30点満点中17点=監4/話4/出3/芸3/技3

【『ピーター・パン』は、こうして生まれた】
 新作を酷評された劇作家のバリは、公園へと散歩に出かける。そこで出会った未亡人のシルヴィア、彼女の4人の息子たちとすぐに打ち解けたバリだったが、三男のピーターだけは父親を亡くしたショックから立ち直れず、まるで楽しむ気持ちを失ったかのよう。その姿に、かつて兄を亡くした自身を重ねたバリは、ピーターをモデルにした少年が登場し、楽しむ心や想像力、信じる力の素晴らしさを詰め込んだ『ピーター・パン』を書き上げる。
(2004年 アメリカ)

【価値観の違いを乗り越えるために】
 1本の映画を、面白いという人もいればくだらないという人もいる。つまりは、価値観の違い。100人いれば100通りの価値観があって然るべきだけれど、独りよがりの価値観や、自分の価値観を周囲に押しつける人、他人の価値観を認めようとしない人があまりに多くて、人間世界には衝突が絶えない。まぁ他人のことはいえないけれど。
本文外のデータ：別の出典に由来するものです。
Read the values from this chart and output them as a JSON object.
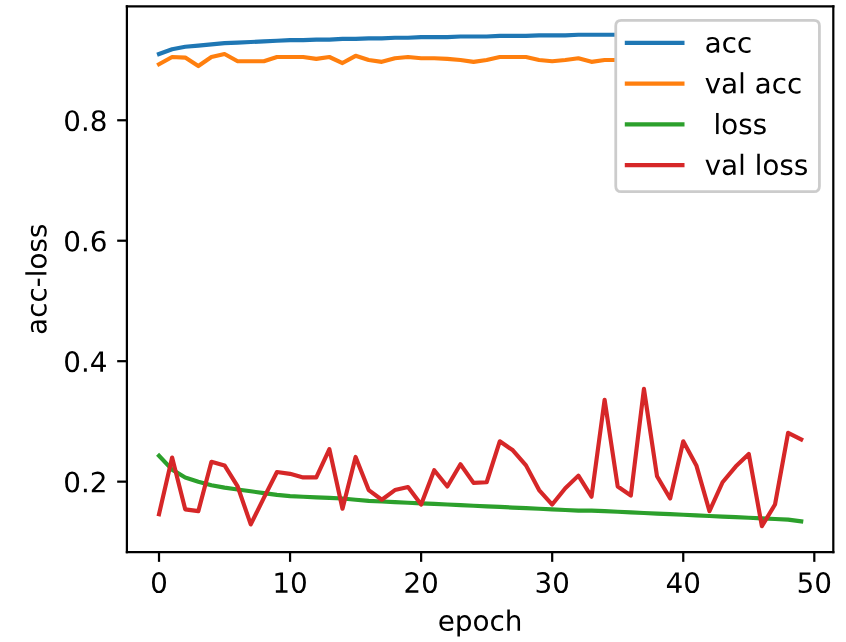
{
  "chart_data": {
    "type": "line",
    "xlabel": "epoch",
    "ylabel": "acc-loss",
    "x": [
      0,
      1,
      2,
      3,
      4,
      5,
      6,
      7,
      8,
      9,
      10,
      11,
      12,
      13,
      14,
      15,
      16,
      17,
      18,
      19,
      20,
      21,
      22,
      23,
      24,
      25,
      26,
      27,
      28,
      29,
      30,
      31,
      32,
      33,
      34,
      35,
      36,
      37,
      38,
      39,
      40,
      41,
      42,
      43,
      44,
      45,
      46,
      47,
      48,
      49
    ],
    "series": [
      {
        "name": "acc",
        "color": "#1f77b4",
        "values": [
          0.91,
          0.918,
          0.922,
          0.924,
          0.926,
          0.928,
          0.929,
          0.93,
          0.931,
          0.932,
          0.933,
          0.933,
          0.934,
          0.934,
          0.935,
          0.935,
          0.936,
          0.936,
          0.937,
          0.937,
          0.938,
          0.938,
          0.938,
          0.939,
          0.939,
          0.939,
          0.94,
          0.94,
          0.94,
          0.941,
          0.941,
          0.941,
          0.942,
          0.942,
          0.942,
          0.942,
          null,
          null,
          null,
          null,
          null,
          null,
          null,
          null,
          null,
          null,
          null,
          null,
          null,
          null
        ]
      },
      {
        "name": "val acc",
        "color": "#ff7f0e",
        "values": [
          0.893,
          0.905,
          0.904,
          0.89,
          0.905,
          0.91,
          0.898,
          0.898,
          0.898,
          0.905,
          0.905,
          0.905,
          0.902,
          0.905,
          0.895,
          0.907,
          0.9,
          0.897,
          0.903,
          0.905,
          0.903,
          0.903,
          0.902,
          0.9,
          0.897,
          0.9,
          0.905,
          0.905,
          0.905,
          0.9,
          0.898,
          0.9,
          0.903,
          0.897,
          0.9,
          0.9,
          null,
          null,
          null,
          null,
          null,
          null,
          null,
          null,
          null,
          null,
          null,
          null,
          null,
          null
        ]
      },
      {
        "name": " loss",
        "color": "#2ca02c",
        "values": [
          0.243,
          0.22,
          0.207,
          0.2,
          0.194,
          0.19,
          0.187,
          0.184,
          0.181,
          0.178,
          0.176,
          0.175,
          0.174,
          0.173,
          0.172,
          0.17,
          0.168,
          0.167,
          0.166,
          0.165,
          0.164,
          0.163,
          0.162,
          0.161,
          0.16,
          0.159,
          0.158,
          0.157,
          0.156,
          0.155,
          0.154,
          0.153,
          0.152,
          0.152,
          0.151,
          0.15,
          0.149,
          0.148,
          0.147,
          0.146,
          0.145,
          0.144,
          0.143,
          0.142,
          0.141,
          0.14,
          0.139,
          0.138,
          0.137,
          0.134
        ]
      },
      {
        "name": "val loss",
        "color": "#d62728",
        "values": [
          0.146,
          0.24,
          0.154,
          0.151,
          0.233,
          0.227,
          0.192,
          0.129,
          0.173,
          0.216,
          0.213,
          0.207,
          0.207,
          0.254,
          0.155,
          0.241,
          0.186,
          0.17,
          0.186,
          0.191,
          0.162,
          0.219,
          0.192,
          0.229,
          0.198,
          0.199,
          0.267,
          0.252,
          0.227,
          0.186,
          0.162,
          0.189,
          0.21,
          0.175,
          0.336,
          0.192,
          0.177,
          0.354,
          0.209,
          0.172,
          0.267,
          0.227,
          0.151,
          0.199,
          0.225,
          0.246,
          0.126,
          0.162,
          0.281,
          0.27
        ]
      }
    ],
    "xlim": [
      -2.45,
      51.45
    ],
    "ylim": [
      0.083,
      0.989
    ],
    "xticks": [
      0,
      10,
      20,
      30,
      40,
      50
    ],
    "yticks": [
      0.2,
      0.4,
      0.6,
      0.8
    ],
    "legend": "top right",
    "grid": false,
    "line_style": "solid",
    "marker": "none"
  }
}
 本作でも「立場の違いによって生まれる価値観の違い」が物語のベースとして描かれている。
 他人を楽しませることを存在意義とするバリ。上流社会での処しかたが価値観として身についているデュ・モーリエ夫人。芸術を支援しながら興行的な成功もまた求めるフローマン。それぞれに異なる立ち位置。4人の子供たちも、現実だけに価値観を見出そうとするピーター、自分なりの価値観を確立しようと懸命の長兄ジョージ、まだ価値観の何たるかも知らない末弟マイケルなど、それぞれが“価値観”に対して独自の態度を取っている。

 で、その価値観の違いを超えて互いを理解しあうのに必要なのが、理解しあえると信じる心。あるいは、『ピーター・パン』を観て笑う孤児たちのように、価値観の違いなどお構いなく楽しいものを素直に楽しむ心。そして、自分の言動が他人の価値観にどのような影響を及ぼすかを推し量る想像力。
 そんなネバーランド的な考えかたは、ひょっとすると誰もが持てるわけではない、理想主義的すぎることなのかも知れないが、絶対に必要なものであるのは確かなはずだ。

 一応はバリとピーターとの交流を軸に名作『ピーター・パン』完成までの過程を紡いだ映画だが、実はバリとピーターの関係はファクターの1つにすぎず(重要なファクターだけれど)、バリと周囲の人々との間にある価値観の違いと、その溝を埋めるために作られた『ピーター・パン』あるいはネバーランド、という図式の作品だと感じた。

 ただ、ちょっと行儀が良すぎたかな、という気もする。
 たとえばバリの妻メアリーは、バリとの価値観の相違から生活に息苦しさを覚え始め、なんとか夫の考えを理解しようとバリの日記まで盗み見してしまうが、そこに答えを見つけられなかった、という設定。思うに彼女は「人にはそれぞれ価値観の違いがある」ということすら認識していない人物ではなかろうか。
 またシルヴィアの母デュ・モーリエ夫人も「体面を重んじることの馬鹿馬鹿しさに気づいていて、ネバーランド的な考えかたにも理解はあるのだが、現実がそれを許さない」という立場であるはずだ。だってティンカーベルを蘇らせようと、いちばん激しく拍手したのは彼女だったんだし。
 この人たちの抱える哀しさをもっと泥臭く描けば「夫の浮気を疑って自分も浮気したが、罪の意識に苛まれる妻」とか「体面を重んじる上流階級の夫人」といった見た目以上の存在感が出て、ストーリーの奥行きも増したんじゃないかと思う。
 1時間40分という上映時間からしても、どうも、泥臭い部分はカットしてお話をわかりやすくしすぎたんじゃないかな、という印象がある。

 作りも、かなり行儀がいい。衣装やロケーションの美しさ、しっとりとした音楽、登場人物との距離を常に一定に保つカメラワーク、ベンチに座ったバリに歩み寄るピーターの姿など均衡の取れた画面、空想と現実の切り替わり……と、パーツひとつひとつが実に丁寧だ。
 もちろん「丁寧なのはいいんだけれど、もうちょっとヒネクレた部分や泥臭いところがあっても良かったなぁ」とか「この映画の主題は“価値観の違い”と、それを乗り越える術だ」とすることじたい、誰にも押しつけることなどできない、私だけの価値観である。